On Wednesday, June 13, 2012 5:11:49 PM UTC-5, Chris Price wrote:
[...] Due to limitations in Puppet's representation of strings (character encoding is not explicitly specified), it's not possible for us to do anything too fancy when we encounter a byte sequence that is not directly representable in UTF-8.
Is Puppet's representation of strings distinct from Ruby's representation? In any case, it seems like a fundamental problem that Puppet is working with a bunch of strings whose encoding is uncertain. Why can't that be tackled farther upstream with a mechanism for ensuring that Puppet uses a consistent and known encoding for strings? Or even that it uses UTF-8 internally, so that no transcoding is needed when sending data to puppetdb?

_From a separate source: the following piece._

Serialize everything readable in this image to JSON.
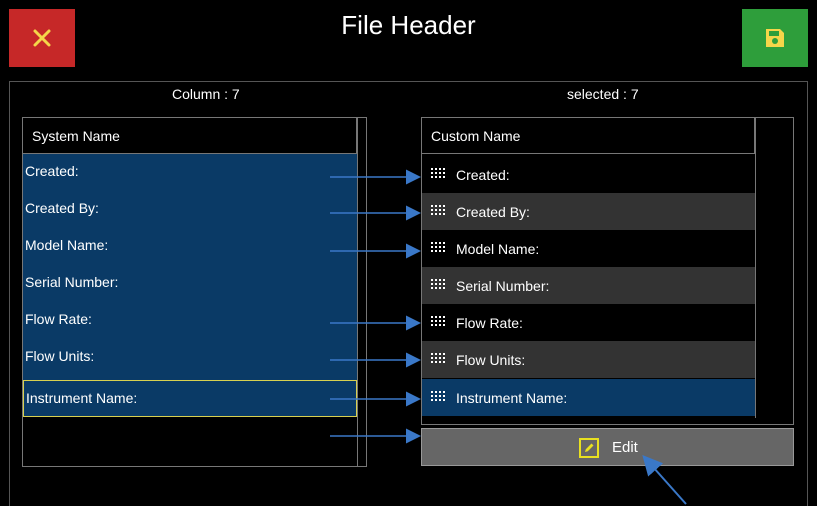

Furthermore, what do you mean by "a byte sequence that is not directly representable in UTF-8"? UTF-8 encodes characters as bytes, not bytes as bytes. No byte sequence is inherently non-representable. For example, you can encode any byte sequence in UTF-8 by assuming that it represents a sequence of Latin1-encoded characters, so that the bytes are also the characters' Unicode scalar values. Do you perhaps mean "a byte sequence that isn't already valid UTF-8"?
I understand that Ruby 1.8 has pretty dismal character encoding support, but there are ways to deal with it. Surely you can do better than just an improved warning and a "don't do that".
At least there is a potential for some user guidance. For example, would the problem be adequately addressed if all manifests and data were encoded in UTF-8 and the agent were ensured to run in a UTF-8-based locale?
John